Additionally with regard to gloves, they are sometimes worn to prevent the contact not only with infectious agents, but also to prevent contact with toxic or dangerous compounds. This is true not only in medicine, but in non-medical settings as well. One such “toxic” compound is a tissue adhesive by the trade name Dermabond™. This is the biocompatible or equivalent of the product, cyanoacrylate, commonly known as “SuperGlue”. This substance can be dangerous or toxic to humans in certain situations such as when it causes the unwanted adherence of two skin surfaces. Unfortunately when bringing together two items with these substances, one often inadvertently bonds two other surfaces, such as the surface of the skin. Specifically, in the procedure of adhering two approximated wound edges with Dermabond, the medical personnel often get the Dermabond on the fingers undesirably when applying to wound, as the wound must be approximated with the fingers and the glue is often non-viscous. Bonding of the fingers causes delays in trying to remove it or causes an unsightly and undesirable film on the finger surfaces for example. To prevent this, personnel often wear gloves. Gloves are also necessary as medical personnel must observe universal precautions with even minor wounds. Unfortunately, the commonly used latex gloves often bond to themselves preventing manipulation. They also bond to the skin of the patient. Not only is this inconvenient to detach the medical personnel from the patient, but the distraction force required to remove the glove from the skin surface can cause a dehiscence of the recently approximated wound.

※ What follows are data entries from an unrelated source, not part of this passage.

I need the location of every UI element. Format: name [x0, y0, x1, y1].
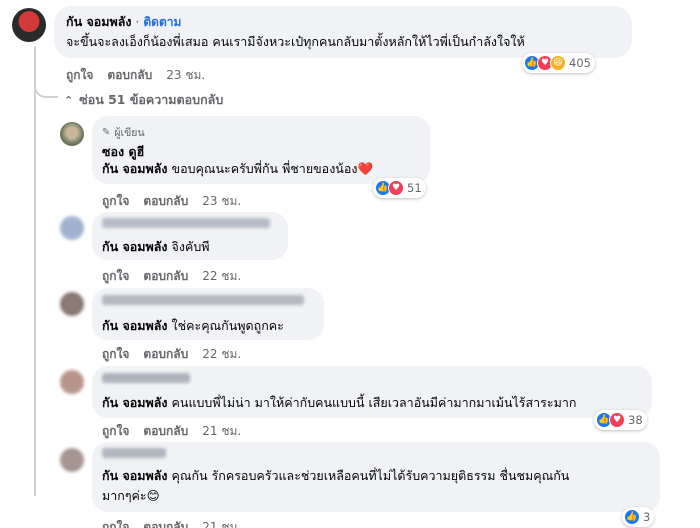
follow-link[interactable]: ติดตาม: [143, 13, 181, 32]
reply-time[interactable]: 21 ชม.: [202, 518, 241, 528]
avatar[interactable]: [12, 8, 46, 42]
reply-button[interactable]: ตอบกลับ: [107, 66, 152, 85]
reply-button[interactable]: ตอบกลับ: [143, 422, 188, 441]
reaction-count: 3: [643, 510, 651, 524]
like-button[interactable]: ถูกใจ: [66, 66, 93, 85]
chevron-up-icon: ⌃: [64, 93, 74, 107]
mention-link[interactable]: กัน จอมพลัง: [102, 468, 168, 483]
reaction-summary[interactable]: 👍 ♥ 51: [373, 178, 426, 198]
comment-text: จะขึ้นจะลงเอ็งก็น้องพี่เสมอ คนเรามีจังหว…: [66, 34, 525, 49]
author-badge: ผู้เขียน: [114, 127, 145, 139]
reply-text: จิงคับพี: [171, 239, 210, 254]
thread-line: [34, 46, 36, 496]
avatar[interactable]: [60, 216, 84, 240]
blurred-name: [102, 295, 304, 305]
reply-text: คนแบบพี่ไม่น่า มาให้ค่ากับคนแบบนี้ เสียเ…: [171, 395, 577, 410]
reply-time[interactable]: 21 ชม.: [202, 422, 241, 441]
reply-button[interactable]: ตอบกลับ: [143, 345, 188, 364]
love-reaction-icon: ♥: [388, 180, 404, 196]
avatar[interactable]: [60, 448, 84, 472]
reply-button[interactable]: ตอบกลับ: [143, 518, 188, 528]
blurred-name: [102, 448, 166, 458]
comment-author[interactable]: กัน จอมพลัง: [66, 12, 132, 32]
avatar[interactable]: [60, 370, 84, 394]
reply-time[interactable]: 22 ชม.: [202, 345, 241, 364]
blurred-name: [102, 218, 270, 228]
reply-time[interactable]: 22 ชม.: [202, 267, 241, 286]
reaction-summary[interactable]: 👍 ♥ 😆 405: [522, 53, 595, 73]
separator-dot: ·: [135, 15, 140, 29]
reaction-count: 38: [628, 413, 643, 427]
reaction-count: 51: [407, 181, 422, 195]
mention-link[interactable]: กัน จอมพลัง: [102, 395, 168, 410]
like-button[interactable]: ถูกใจ: [102, 267, 129, 286]
reply-text: ขอบคุณนะครับพี่กัน พี่ชายของน้อง❤️: [171, 161, 374, 176]
avatar[interactable]: [60, 292, 84, 316]
like-button[interactable]: ถูกใจ: [102, 192, 129, 211]
reply-time[interactable]: 23 ชม.: [202, 192, 241, 211]
reply-button[interactable]: ตอบกลับ: [143, 267, 188, 286]
like-button[interactable]: ถูกใจ: [102, 518, 129, 528]
reply-button[interactable]: ตอบกลับ: [143, 192, 188, 211]
mention-link[interactable]: กัน จอมพลัง: [102, 161, 168, 176]
thread-branch: [34, 80, 58, 98]
love-reaction-icon: ♥: [609, 412, 625, 428]
blurred-name: [102, 373, 190, 383]
like-button[interactable]: ถูกใจ: [102, 422, 129, 441]
avatar[interactable]: [60, 122, 84, 146]
reaction-summary[interactable]: 👍 3: [622, 507, 655, 527]
comment-time[interactable]: 23 ชม.: [166, 66, 205, 85]
reaction-summary[interactable]: 👍 ♥ 38: [594, 410, 647, 430]
reply-author[interactable]: ซอง ดูฮี: [102, 142, 144, 162]
mention-link[interactable]: กัน จอมพลัง: [102, 239, 168, 254]
hide-replies-button[interactable]: ⌃ ซ่อน 51 ข้อความตอบกลับ: [64, 90, 223, 110]
reply-text-continued: มากๆค่ะ😊: [102, 488, 160, 503]
reply-text: ใช่คะคุณกันพูดถูกคะ: [171, 318, 284, 333]
pencil-icon: ✎: [102, 127, 111, 138]
mention-link[interactable]: กัน จอมพลัง: [102, 318, 168, 333]
reaction-count: 405: [569, 56, 591, 70]
hide-replies-label: ซ่อน 51 ข้อความตอบกลับ: [79, 92, 224, 107]
reply-text: คุณกัน รักครอบครัวและช่วยเหลือคนที่ไม่ได…: [171, 468, 570, 483]
like-button[interactable]: ถูกใจ: [102, 345, 129, 364]
haha-reaction-icon: 😆: [550, 55, 566, 71]
like-reaction-icon: 👍: [624, 509, 640, 525]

One solution has been the development of wound forceps by Bionix Corp. These bring the skin surfaces together without direct contact of the user or their gloves with skin surface. Unfortunately, these devices are bulky relative to most wounds, they restrict the user to only certain dimensions of wound approximation achieved by the forceps dimensions, they are specifically designed for flat surfaces and do not work well on the rounded, sharper contours and body prominences that are more wound prone and more commonly lacerated. They are not designed for wound closure by distraction of skin surfaces, such as the linear ends of a wound, which often provides better approximation than medially directed pressure.